Just pushing an issue your well aware of.
The visit_log table schema needs to be corrected to avoid unnecessarily large data and index sizes.
I get nowhere near 20,000 visits per day, but the index alone on my log_visits table is ~2MB w/ 14MB of data. Although it is not a bottle neck at this point I am rapidly expanding the number of sites and volume of visits tracked by Piwik.
I thought that was the intention of archives to reduce the log size?
I don't care that piwik us using ~70 MB altogether, as the archives are not commonly used during active tracking. But since an insert and join is needed on the archive and actions table for each visit, it seems like a troublesome path.
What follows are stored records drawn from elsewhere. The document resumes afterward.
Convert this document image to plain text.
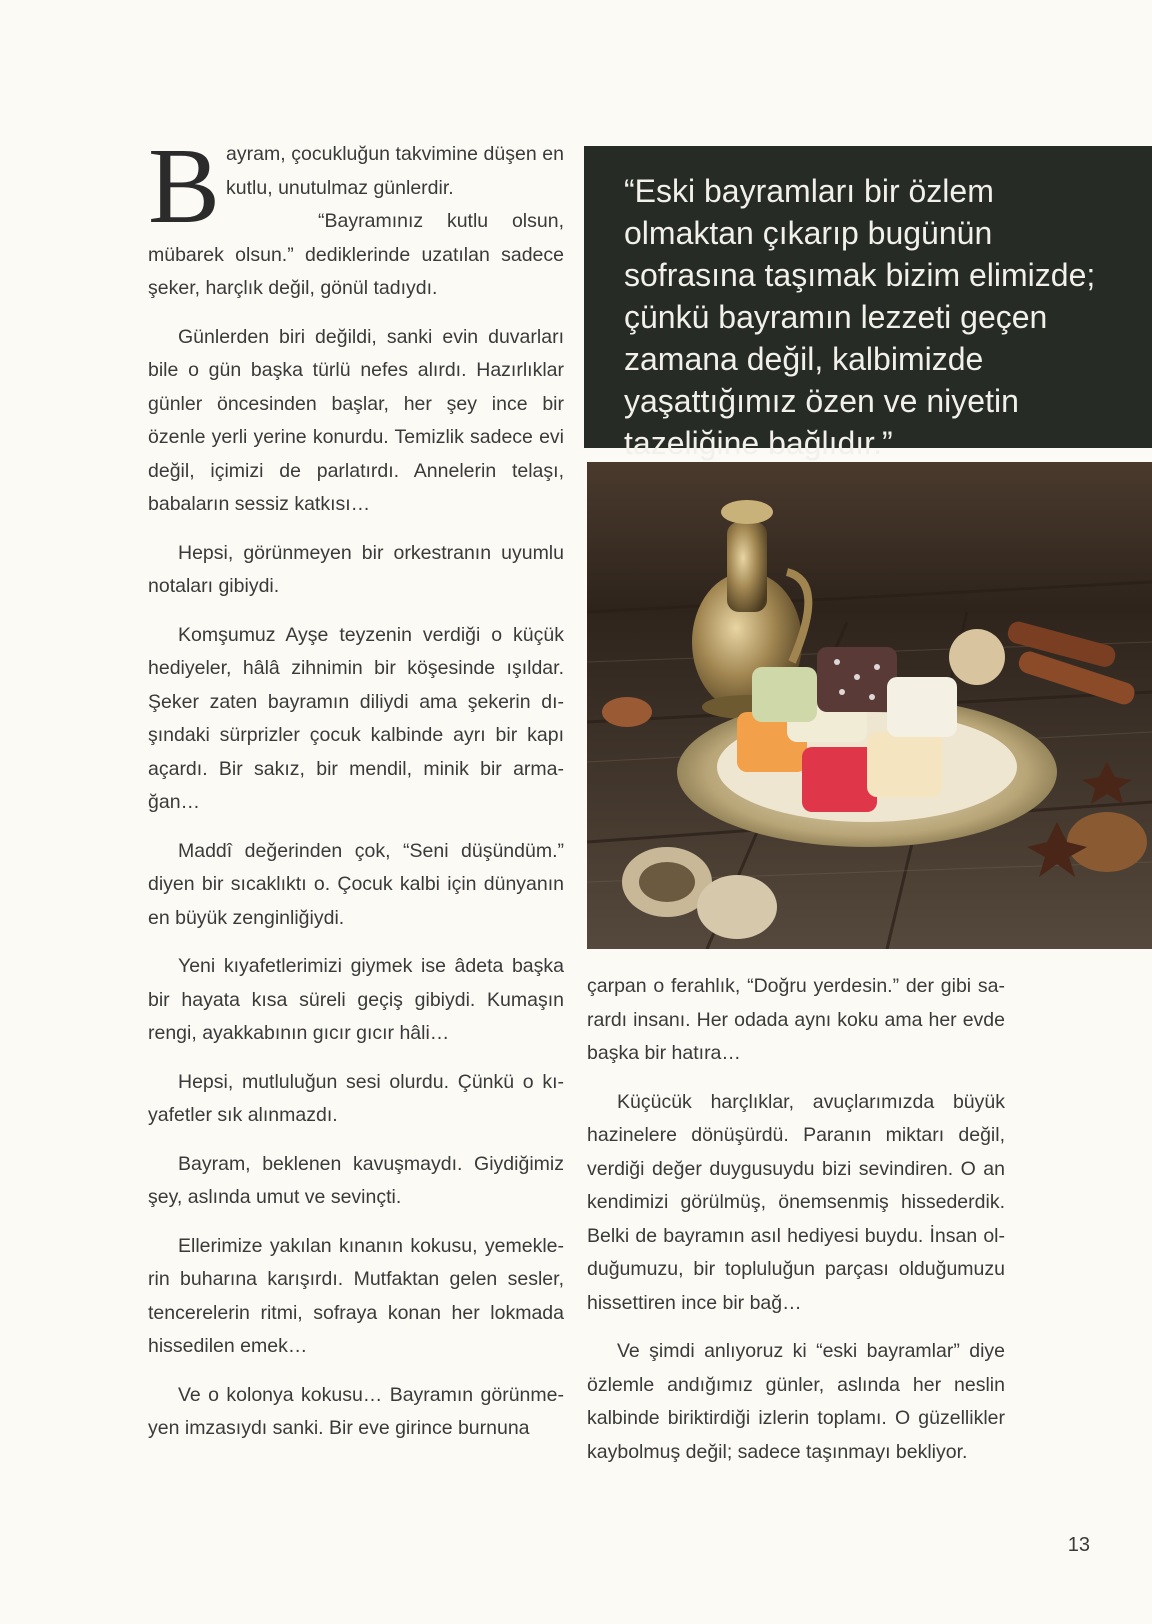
B ayram, çocukluğun takvimine düşen en kutlu, unutulmaz günlerdir.

“Bayramınız kutlu olsun, mübarek olsun.” dediklerinde uzatılan sadece şeker, harçlık değil, gönül tadıydı.

Günlerden biri değildi, sanki evin duvarları bile o gün başka türlü nefes alırdı. Hazırlıklar günler öncesinden başlar, her şey ince bir özenle yerli yerine konurdu. Temizlik sadece evi değil, içimizi de parlatırdı. Annelerin telaşı, babaların sessiz katkısı…

Hepsi, görünmeyen bir orkestranın uyumlu notaları gibiydi.

Komşumuz Ayşe teyzenin verdiği o küçük hediyeler, hâlâ zihnimin bir köşesinde ışıldar. Şeker zaten bayramın diliydi ama şekerin dışındaki sürprizler çocuk kalbinde ayrı bir kapı açardı. Bir sakız, bir mendil, minik bir armağan…

Maddî değerinden çok, “Seni düşündüm.” diyen bir sıcaklıktı o. Çocuk kalbi için dünyanın en büyük zenginliğiydi.

Yeni kıyafetlerimizi giymek ise âdeta başka bir hayata kısa süreli geçiş gibiydi. Kumaşın rengi, ayakkabının gıcır gıcır hâli…

Hepsi, mutluluğun sesi olurdu. Çünkü o kıyafetler sık alınmazdı.

Bayram, beklenen kavuşmaydı. Giydiğimiz şey, aslında umut ve sevinçti.

Ellerimize yakılan kınanın kokusu, yemeklerin buharına karışırdı. Mutfaktan gelen sesler, tencerelerin ritmi, sofraya konan her lokmada hissedilen emek…

Ve o kolonya kokusu… Bayramın görünmeyen imzasıydı sanki. Bir eve girince burnuna

“Eski bayramları bir özlem olmaktan çıkarıp bugünün sofrasına taşımak bizim elimizde; çünkü bayramın lezzeti geçen zamana değil, kalbimizde yaşattığımız özen ve niyetin tazeliğine bağlıdır.”

çarpan o ferahlık, “Doğru yerdesin.” der gibi sarardı insanı. Her odada aynı koku ama her evde başka bir hatıra…

Küçücük harçlıklar, avuçlarımızda büyük hazinelere dönüşürdü. Paranın miktarı değil, verdiği değer duygusuydu bizi sevindiren. O an kendimizi görülmüş, önemsenmiş hissederdik. Belki de bayramın asıl hediyesi buydu. İnsan olduğumuzu, bir topluluğun parçası olduğumuzu hissettiren ince bir bağ…

Ve şimdi anlıyoruz ki “eski bayramlar” diye özlemle andığımız günler, aslında her neslin kalbinde biriktirdiği izlerin toplamı. O güzellikler kaybolmuş değil; sadece taşınmayı bekliyor.

13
Thanks for the reminder. If you have patch to improve the schema, please open a new ticket. Discussions are better suited to the forum or piwik-hackers mailing list.
Archives, by their nature, are lossy summaries. Until we reach 1.0, it's advantageous to retain visit information (for debugging, recovery, regeneration, etc).
The key length in the indexes is quite short (relative to the row size), so the overhead has to be attributed to MySQL internals (e.g., BTREE and/or optimizer). For example, looking at the dev trunk, log_visit has these indexes explicitly defined:
You can also look at , where we changed an index for the archive tables. EXPLAIN on the ArchiveProcessing SELECT query shows the key length went from 708 (using index_all) to 15 (using index_idsite_dates_period). Note: for 0.5.5, the update script won't retroactively change the indexes on existing archive tables.
Anthon, why "Note: for 0.5.5, the update script won't retroactively change the indexes on existing archive tables."?
I would expect the index to be updated during upgrade to keep the DB schema consistent across all installations.
I reopened #1129